This is a problem I’ve never really had.
Yesterday I went on a school field trip with my oldest son, and the ride home took two hours longer than usual for a total of four hours on a shrill, cramped, steamy school bus.
(Oh, how I appreciate my own particular kids after spending the day and much of the evening with the offspring of others. Is it me? Is it them? Do my children spring horns when they’re out of my range? I don’t suspect it, but if so, let me know. While T and I drew our own version of Calvin and Hobbes comic strips on the translucent windows, children around us fought and mouthed off and tossed trash hither thither. I was proud of my quiet, respectful kid.)
Around the three hour mark I finished my book and T dozed off against my shoulder.
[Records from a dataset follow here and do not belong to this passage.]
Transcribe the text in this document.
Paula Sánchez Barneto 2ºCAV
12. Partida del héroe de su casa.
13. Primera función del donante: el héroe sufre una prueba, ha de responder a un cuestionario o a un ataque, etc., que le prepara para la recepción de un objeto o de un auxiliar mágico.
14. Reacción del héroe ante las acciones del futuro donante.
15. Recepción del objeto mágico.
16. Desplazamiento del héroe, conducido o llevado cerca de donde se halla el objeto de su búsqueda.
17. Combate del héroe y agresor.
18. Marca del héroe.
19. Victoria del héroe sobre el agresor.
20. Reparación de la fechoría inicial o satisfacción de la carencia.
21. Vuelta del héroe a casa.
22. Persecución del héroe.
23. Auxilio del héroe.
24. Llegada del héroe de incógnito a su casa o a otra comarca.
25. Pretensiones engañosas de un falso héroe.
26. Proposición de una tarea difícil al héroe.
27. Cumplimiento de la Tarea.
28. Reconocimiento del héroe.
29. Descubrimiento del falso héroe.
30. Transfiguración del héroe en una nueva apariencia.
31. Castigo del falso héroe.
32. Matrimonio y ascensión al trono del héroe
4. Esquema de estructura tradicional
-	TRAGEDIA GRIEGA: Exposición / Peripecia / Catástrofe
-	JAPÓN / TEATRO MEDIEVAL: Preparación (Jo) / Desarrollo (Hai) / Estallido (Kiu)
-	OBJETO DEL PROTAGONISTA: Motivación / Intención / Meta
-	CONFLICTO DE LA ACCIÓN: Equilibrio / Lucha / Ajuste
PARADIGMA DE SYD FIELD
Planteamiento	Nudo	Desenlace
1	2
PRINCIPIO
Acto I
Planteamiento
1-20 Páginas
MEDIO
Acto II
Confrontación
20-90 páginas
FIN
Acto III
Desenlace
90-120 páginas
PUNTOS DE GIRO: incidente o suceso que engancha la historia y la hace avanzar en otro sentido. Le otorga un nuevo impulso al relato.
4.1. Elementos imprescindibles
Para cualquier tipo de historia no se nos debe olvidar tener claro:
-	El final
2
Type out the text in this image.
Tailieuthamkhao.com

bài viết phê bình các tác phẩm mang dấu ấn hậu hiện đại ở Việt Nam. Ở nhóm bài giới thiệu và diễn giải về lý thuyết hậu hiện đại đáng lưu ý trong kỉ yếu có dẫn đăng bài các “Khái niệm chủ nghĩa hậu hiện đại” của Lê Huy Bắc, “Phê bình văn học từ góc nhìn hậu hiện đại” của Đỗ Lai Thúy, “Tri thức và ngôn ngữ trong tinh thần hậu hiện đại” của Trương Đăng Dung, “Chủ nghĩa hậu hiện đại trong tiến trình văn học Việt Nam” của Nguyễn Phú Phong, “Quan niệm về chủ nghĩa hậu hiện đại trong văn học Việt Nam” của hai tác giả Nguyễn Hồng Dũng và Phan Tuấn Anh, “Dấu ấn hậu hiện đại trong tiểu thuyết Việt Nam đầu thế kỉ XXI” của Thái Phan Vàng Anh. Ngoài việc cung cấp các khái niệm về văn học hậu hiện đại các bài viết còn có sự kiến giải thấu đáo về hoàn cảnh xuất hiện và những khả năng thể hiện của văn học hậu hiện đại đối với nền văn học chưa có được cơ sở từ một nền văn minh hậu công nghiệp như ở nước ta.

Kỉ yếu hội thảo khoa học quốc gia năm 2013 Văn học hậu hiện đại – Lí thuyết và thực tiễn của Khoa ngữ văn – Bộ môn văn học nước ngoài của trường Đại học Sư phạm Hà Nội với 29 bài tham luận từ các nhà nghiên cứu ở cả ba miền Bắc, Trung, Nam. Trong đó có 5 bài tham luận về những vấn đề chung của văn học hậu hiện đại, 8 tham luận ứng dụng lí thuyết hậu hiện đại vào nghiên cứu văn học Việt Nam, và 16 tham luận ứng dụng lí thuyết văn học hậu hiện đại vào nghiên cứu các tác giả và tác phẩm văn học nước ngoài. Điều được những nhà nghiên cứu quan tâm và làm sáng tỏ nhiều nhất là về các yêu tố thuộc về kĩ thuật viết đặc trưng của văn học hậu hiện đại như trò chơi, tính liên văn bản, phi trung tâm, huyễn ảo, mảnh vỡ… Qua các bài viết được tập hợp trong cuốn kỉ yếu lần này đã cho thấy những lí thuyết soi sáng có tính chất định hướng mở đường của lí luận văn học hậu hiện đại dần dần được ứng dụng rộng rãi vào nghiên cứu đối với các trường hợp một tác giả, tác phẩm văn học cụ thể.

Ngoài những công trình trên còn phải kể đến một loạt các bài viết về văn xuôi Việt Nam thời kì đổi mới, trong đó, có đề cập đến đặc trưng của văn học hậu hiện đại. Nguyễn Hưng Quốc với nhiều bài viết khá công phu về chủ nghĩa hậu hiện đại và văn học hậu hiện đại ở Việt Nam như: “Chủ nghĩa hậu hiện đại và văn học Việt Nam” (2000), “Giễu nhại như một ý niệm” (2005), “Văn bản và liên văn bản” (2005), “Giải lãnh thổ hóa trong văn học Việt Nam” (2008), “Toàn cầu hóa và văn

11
The woman on my other side offered me a can of espresso, for which I wanted to kiss her. We talked. We talked about how convinced we were that we were crap at our jobs, how difficult it is to stay married while renovating your house, how setting fire to your yard isn’t the best way to clear the land for a vegetable garden. Then she told me she’d recently gotten a promotion and to celebrate, she’d bought her husband a mustang.
I thought, but did not say: “When my husband got a raise we each bought new pants at J.C. Penny.”‘
I liked her a lot, and that can be unusual for me – I’m reserved and shy and a tiny bit suspicious about new people, so when I find someone I can connect with fairly easily I’m thrilled. But – a mustang? “Mustangs are so expensive!” she moaned to me. “Of course it costs way more than my raise!”
I’ve heard about this trend on the news. The consuming trend. But she was so coherent of it. She knew buying the mustang was a bad idea, and she did it anyway. She didn’t mention plans to sell it, but maybe that’s just not part of the story she told me. I hope they sell it. Sell it and put the money in the bank. Or invest the money in their house, because it sounds like they are barely able to survive their oddly modeled bedrooms and the weirdly situated kitchen and the flooded basement.
I only just met her, but I’m worried about her.
But, what’s that thing about that which we despise in another person is that which we see in ourselves, something something? While no mustang will ever appear in our driveway we do splurge perhaps too often on takeout Chinese food. And M bought an afghan he didn’t need today. And I do find it easy to click PURCHASE when I mean to click READ FREE SAMPLE. I am far from innocent. I completely understand what my new friend was reaching for when she bought that car. For just a moment to feel successful, accomplished, worthy of the admiration of her family and friends. Of course it only lasts a day or two, until the payment comes due and once again you are a woman approaching forty who has never, ever earned more than $22,000 a year.
Dear woman on the crowded school bus: let’s make a pact and avoid the shops for a while.
And thank you, again, for the espresso. It made all the difference.
I spend full days with those other “devil-horn-sprouting” youths. Most, if not all, of them sprout them at one time or another. That’s what makes it interesting.
I think you nailed it. It’s not so much the wanting to buy something, or even to keep up with the Jones’. It’s that “capturing lightning in a bottle” kind of “I’ve accomplished something” feeling. Just for a moment…in that instant…we’ve made it. And then, like having wanted for and subsequently eaten a Big Mac, it was glorious for only the briefest of instances, until the Universe loosed upon us the karmic beast of a digestive system run amok. For the sandwich, the cause is truly physical. For the purchase, the manifestation of the mental anguish having arisen from a soul tortured by its own self-mutilating insecurities. But that’s what meditation’s for. When you have the time. And now I’m feeling guilty for not finding more time to meditate. Thanks a lot, Big Mac. Thanks a lot.
Corey
It was clearly not 4:12 AM when I replied to this…12:12 maybe…but not 4:12
Ah! The Big Mac Syndrome! Or, in my case, the Entire Cake Syndrome, or Whole Bottle of Wine Syndrome. Yes, meditation helps, and exercise. Sigh.